Consider the scenario: an employee needs both read and write access to a system as part of their job. But when using AI assistance, the organisation only wants the AI to read — write operations should route back to the human, either for manual execution or through an approval workflow that creates an audit trail. That is not a technical limitation; it is a governance policy. And it needs to be configurable, not hardcoded.

What I built

ApexMCP is a platform — with a self-hosted option — that sits between all of an organisation's data sources and its agentic AI models. The architecture is a hub rather than a mesh.

An administrator connects data sources to the platform: databases, third-party SaaS systems, custom REST APIs, document stores, other MCP servers. The platform uses introspective techniques to discover the schema of connected databases — tables, columns, stored procedures — and exposes selected schemas as MCP tools. For REST APIs and SaaS connectors, it surfaces the operations the administrator has approved.

The result is a single, stable MCP endpoint that any MCP-compatible AI model can connect to. The administrator controls which tools are visible to which users or teams. Write tools can be switched off at the tool level, leaving read-only access. Approval workflows can be configured for specific operations, so that a write triggered by an AI assistant routes to a human for sign-off before it executes.

• One endpoint, many sources. Users configure one MCP connection in their AI client, not one per data source. Fewer connections means less context overhead, fewer credentials to manage, and simpler offboarding.
• Per-tool access control. Administrators can enable or disable individual tools for individual users or teams. A support agent gets read access to the CRM. A developer gets schema introspection on the test database. Neither gets write access unless explicitly granted.
• Approval gates. Configured write operations route to an approver before execution. The AI does the work of composing the action; a human makes the call to run it.
• Full audit log. Every tool call — who made it, which model, which tool, what arguments, what result — is recorded. Tamper-evident, queryable, exportable.
• Model-agnostic. The gateway speaks MCP. It does not care whether the client is Claude, GPT, Gemini, or something else. Switching models is a client configuration change, not a migration.

On building it alone

Part of what this project was designed to test is the realistic ceiling of what one person can build using AI-assisted development. The answer, in 2026, is significantly higher than I expected.

This is not a prototype. ApexMCP has a multi-service backend with a gateway, billing integration, a full auth stack including SSO and SCIM provisioning, HMAC-signed webhooks, a REST connector catalog, GraphQL schema discovery, MCP versioning with rollback, and a production security posture that survived a self-audit I ran before going live.

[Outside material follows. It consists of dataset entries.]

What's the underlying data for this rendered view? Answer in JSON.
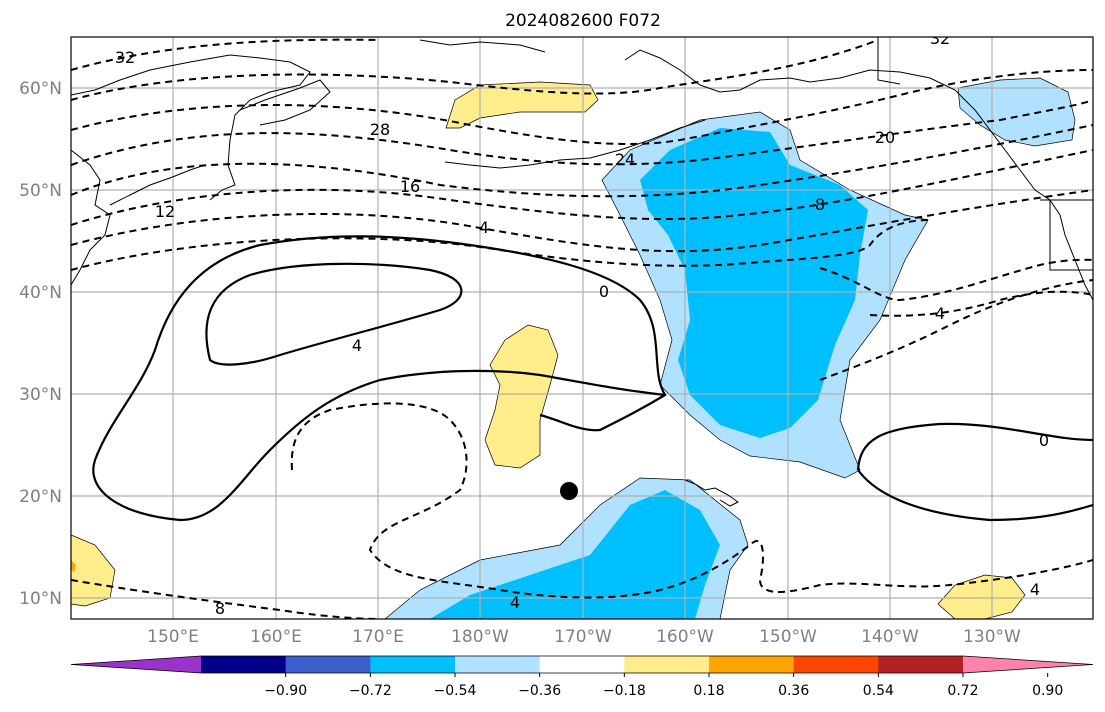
{
  "title": "2024082600 F072",
  "map": {
    "lat_labels": [
      "60°N",
      "50°N",
      "40°N",
      "30°N",
      "20°N",
      "10°N"
    ],
    "lon_labels": [
      "150°E",
      "160°E",
      "170°E",
      "180°W",
      "170°W",
      "160°W",
      "150°W",
      "140°W",
      "130°W"
    ],
    "contour_labels": [
      "32",
      "28",
      "24",
      "20",
      "16",
      "12",
      "8",
      "4",
      "0",
      "4",
      "0",
      "4",
      "8",
      "4",
      "4",
      "32"
    ],
    "marker": "storm-center-dot"
  },
  "colorbar": {
    "tick_labels": [
      "−0.90",
      "−0.72",
      "−0.54",
      "−0.36",
      "−0.18",
      "0.18",
      "0.36",
      "0.54",
      "0.72",
      "0.90"
    ],
    "colors": [
      "#9933cc",
      "#00008b",
      "#3a5fcd",
      "#00bfff",
      "#b0e2ff",
      "#ffffff",
      "#ffec8b",
      "#ffa500",
      "#ff4500",
      "#b22222",
      "#ff82ab"
    ]
  },
  "fill_colors": {
    "light_blue": "#b0e2ff",
    "blue": "#00bfff",
    "yellow": "#ffec8b",
    "orange": "#ffa500"
  }
}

That does not mean AI did everything. Architecture decisions, domain modelling, debugging subtle race conditions, thinking through the governance model — those required real engineering judgment. What AI-assisted development changed was the ratio of thinking time to building time. The bottleneck shifted from implementation toward design, which is where it should be.

The broader point

AI will not make good software engineers redundant. It will change what the job looks like — more architecture, more governance thinking, more understanding of what systems need to do rather than just how to make them do it. The engineers who will struggle are those who were primarily valued for their ability to implement specifications without understanding them.

The same pattern applies across digital roles. AI raises the floor for everyone. It lowers the barrier to execution. What it cannot replace is judgment about what to build, why, and for whom — and accountability for the outcome.

ApexMCP is currently in beta. I am pushing it toward broader availability over the coming weeks and months, with the goal of making governed, safe AI access achievable for organisations that cannot afford to build it themselves — including small and medium enterprises that have as much to gain from AI as large ones, and currently far fewer tools designed for them.